World War I Armistice Observed

November 12, 2007

On Sunday, Nov. 11, a delegation led by the Queen honored Great Britain’s “Glorious Dead” at the annual Remembrance Day ceremonies around the Cenotaph in Whitehall. On Friday Nov. 9 Lloyd’s held its annual remembrance service with an address by London’s Lord Mayor. French President Nicholas Sarkozy led ceremonies at the Tomb of the Unknown Soldier at the Arc de Triomphe. In his radio address President Bush said Veteran’s Day was ” a day to give thanks for all those who have worn the uniform of America’s armed forces.”

Even as countries around the world marked the 89th anniversary of the end of World War I, those with actual memories of that terrible conflict have largely disappeared. There are only two “poilus” in France of the 8.4 million who served in the conflict. However, the legacy of the “Great War” is still very much with us.

It was the world’s first “total war,” It opened the floodgates of darkness and violence that were to become the hallmark of the 20th century. Those gates have yet to be closed. World War I produced injury and death on a scale the world had never seen, nor even imagined. Although estimates vary, of the 65 million men and women who served, over 8.5 million died, an additional 21 million were wounded. 76.3 percent of French soldiers were killed or wounded; 65 percent for the Germans.

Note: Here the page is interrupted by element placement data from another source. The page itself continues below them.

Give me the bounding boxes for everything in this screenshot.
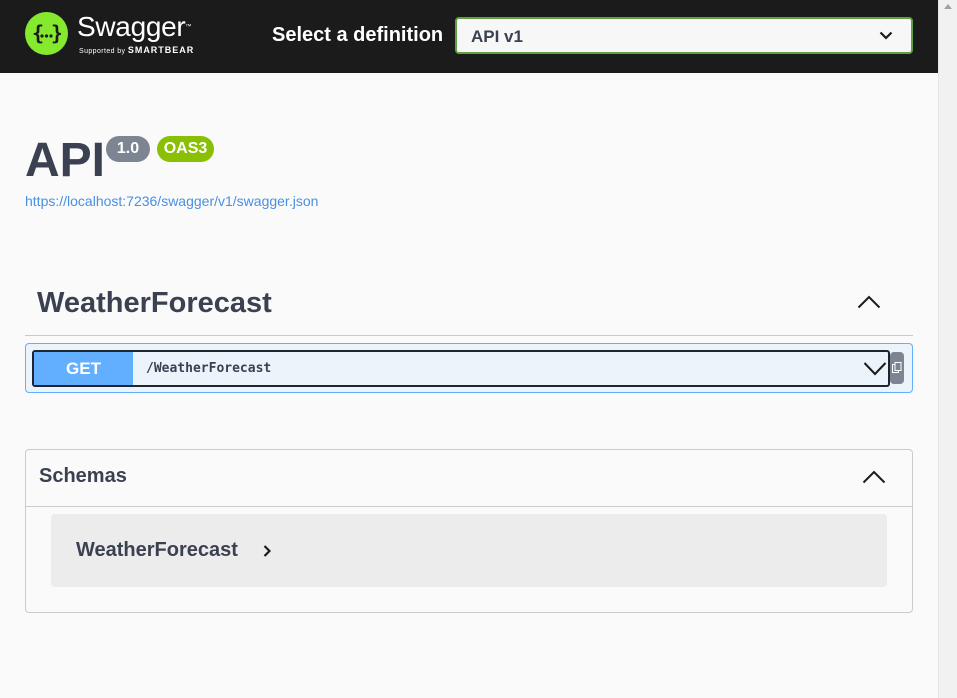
logo-trademark: ™ [185, 24, 192, 30]
definition-selected-value: API v1 [471, 27, 523, 46]
definition-select[interactable]: API v1 [455, 17, 913, 54]
version-badge: 1.0 [106, 136, 150, 162]
schemas-header[interactable]: Schemas [26, 450, 912, 507]
spec-url-link[interactable]: https://localhost:7236/swagger/v1/swagge… [25, 193, 318, 209]
model-weatherforecast[interactable]: WeatherForecast [51, 514, 887, 587]
logo-title: Swagger [77, 11, 186, 42]
chevron-up-icon[interactable] [857, 295, 881, 309]
svg-text:}: } [51, 23, 61, 44]
operation-path: /WeatherForecast [146, 361, 272, 376]
definition-label: Select a definition [272, 24, 444, 46]
logo-supported-by: Supported by [79, 48, 126, 55]
topbar: { } Swagger™ Supported by SMARTBEAR Sele… [0, 0, 938, 73]
schemas-title: Schemas [39, 465, 127, 487]
logo-brand: SMARTBEAR [127, 45, 195, 55]
scroll-up-arrow-icon[interactable] [944, 4, 952, 9]
tag-section-header[interactable]: WeatherForecast [25, 279, 913, 336]
tag-name: WeatherForecast [37, 287, 272, 319]
swagger-logo[interactable]: { } Swagger™ Supported by SMARTBEAR [25, 12, 194, 55]
operation-get-weatherforecast: GET /WeatherForecast [25, 343, 913, 393]
chevron-down-icon [879, 31, 893, 40]
schemas-section: Schemas WeatherForecast [25, 449, 913, 613]
chevron-right-icon[interactable] [263, 545, 271, 557]
api-title: API [25, 134, 106, 187]
swagger-logo-icon: { } [25, 12, 68, 55]
chevron-up-icon[interactable] [862, 470, 886, 484]
svg-text:{: { [32, 23, 44, 44]
oas-badge: OAS3 [157, 136, 214, 162]
copy-path-button[interactable] [890, 352, 904, 384]
http-method-badge: GET [34, 352, 133, 385]
copy-icon [892, 362, 902, 373]
model-name: WeatherForecast [76, 539, 238, 561]
vertical-scrollbar[interactable] [938, 0, 957, 698]
chevron-down-icon[interactable] [863, 361, 887, 377]
operation-summary[interactable]: GET /WeatherForecast [32, 350, 890, 387]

But the end of the war was in many ways only the beginning of the mass killings that would mark the 20th century. The war deaths shattered the 19th century’s belief in the inevitability of mankind’s progress and a benevolent deity. It initiated an era in which human life was so devalued that mass murder could become a political, social and economic goal, where before it had been mostly a military, or in some cases a religious, one.

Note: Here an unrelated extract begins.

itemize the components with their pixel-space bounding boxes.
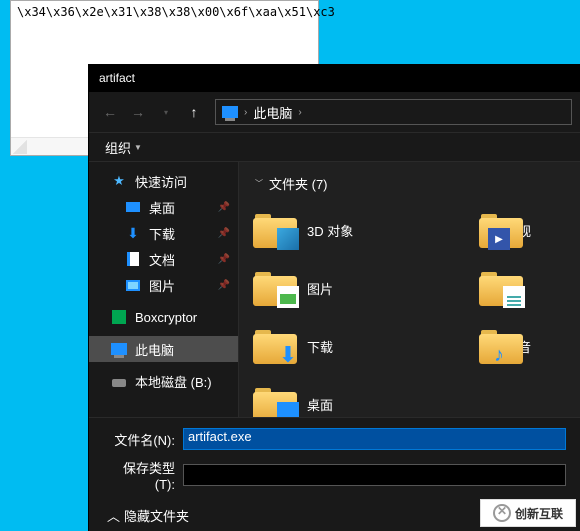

Alan Kramer, an associate History Professor at Trinity College, Dublin examines the legacy of World War I in a new book – “Dynamic of Destruction – Culture and Mass Killing in the First World War.” He posits that the endless violence – particularly against civilians – it unleashed was not inevitable. But the atrocities led to many of the war’s participants becoming so inured to death that brutality became an acceptable, perhaps even a “normal,” way of life.

World War I unleashed the violent nationalism that resulted in mass expulsions of civilians by the Germans, the Russians, the Austrians and others. The deaths of over 1 million Armenians in 1915-16 – directly or from starvation and disease – initiated by the Ottoman Empire, is generally recognized as the first organized genocide. The mass killings and deportation of civilians by all sides in the Balkans started in 1912, continued during the First World War, and raised its ugly head again in the 1990’s.

Could the Nazis have engineered the Holocaust had the excesses of World War I not occurred? Could the Bolshevik revolution and its deadly aftermath have succeeded in Russia? We will never know, because the Great War did happen, and it left us a legacy that we are still dealing with.